Kedatangan orang-orang Eropa ke Nusantara turut memberi warna baru bagi wayang kulit. Para penyebar agama Katolik dari Sarikat Jesuit pada masa kolonial meniru jejak pendakwah Islam dalam menerapkan wayang kulit sebagai media penyebaran agama.
Sedangkan wayang kulit di sejumlah wilayah begitu terbuka terhadap sentuhan baru, wayang kulit di Yogyakarta dan Surakarta masih mempertahankan figur pakem. Artinya, pedalang di sana membuat sejumlah ketetapan perihal pementasan wayang kulit. Mulai format wayang, lakon, tokoh-tokohnya, hingga perlengkapan teknis lainnya. Pakem mereka mengacu pada pementasan wayang kulit masa Mataram Kuna.
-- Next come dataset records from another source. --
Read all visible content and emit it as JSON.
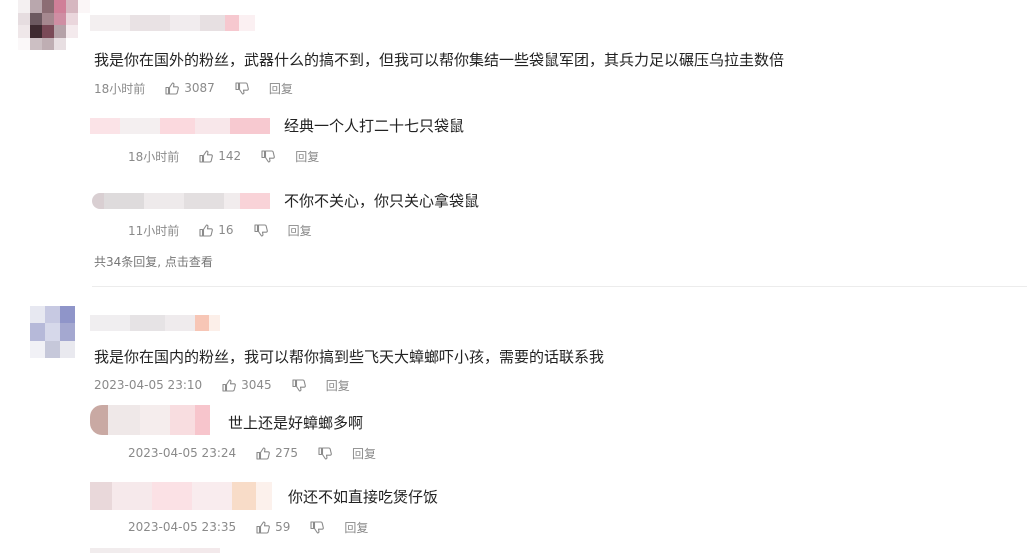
{
  "thread1": {
    "text": "我是你在国外的粉丝，武器什么的搞不到，但我可以帮你集结一些袋鼠军团，其兵力足以碾压乌拉圭数倍",
    "time": "18小时前",
    "likes": "3087",
    "reply_label": "回复",
    "replies": [
      {
        "text": "经典一个人打二十七只袋鼠",
        "time": "18小时前",
        "likes": "142",
        "reply_label": "回复"
      },
      {
        "text": "不你不关心，你只关心拿袋鼠",
        "time": "11小时前",
        "likes": "16",
        "reply_label": "回复"
      }
    ],
    "more": "共34条回复, 点击查看"
  },
  "thread2": {
    "text": "我是你在国内的粉丝，我可以帮你搞到些飞天大蟑螂吓小孩，需要的话联系我",
    "time": "2023-04-05 23:10",
    "likes": "3045",
    "reply_label": "回复",
    "replies": [
      {
        "text": "世上还是好蟑螂多啊",
        "time": "2023-04-05 23:24",
        "likes": "275",
        "reply_label": "回复"
      },
      {
        "text": "你还不如直接吃煲仔饭",
        "time": "2023-04-05 23:35",
        "likes": "59",
        "reply_label": "回复"
      }
    ]
  },
  "icons": {
    "like": "thumb-up-icon",
    "dislike": "thumb-down-icon"
  },
  "colors": {
    "text": "#222222",
    "meta": "#8a8a8a",
    "divider": "#ececec"
  }
}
Sejak kemerdekaan, Indonesia memiliki sejumlah sekolah tinggi dengan jurusan pedalangan. Dari lembaga inilah, kemungkinan baru kepada pengembangan wayang kulit bergulir. Pementasan wayang kulit beberapa kali keluar pakem. Walaupun lakon cerita, tokoh, dan hal teknis pengaplikasian layar komputerisasi serta teknologi terbaru.
Meskipun wayang kulit kini tampil dalam bermacam wajah, pertunjukan ini tetap mempesona dan lestari. Masing-masing variasi pertunjukan punya penggemarnya. Orang-orang dari negeri jauh malah rela datang ke Indonesia untuk mempelajari sejarah dan wujud-format pertunjukan wayang kulit untuk kemudian digulirkan dalam bentuk baru di negara mereka masing-masing.
Wayang kulit lahir, tumbuh, hidup di Indonesia, kemudian menyebar ke penjuru dunia. Pendidikan salah kalau Badan Perserikatan Bangsa-Bangsa untuk urusan , Ilmu Pengetahuan, dan Kebudayaan (Unesco) mempertimbangkan wayang kulit sebagai warisan budaya dunia dari Indonesia.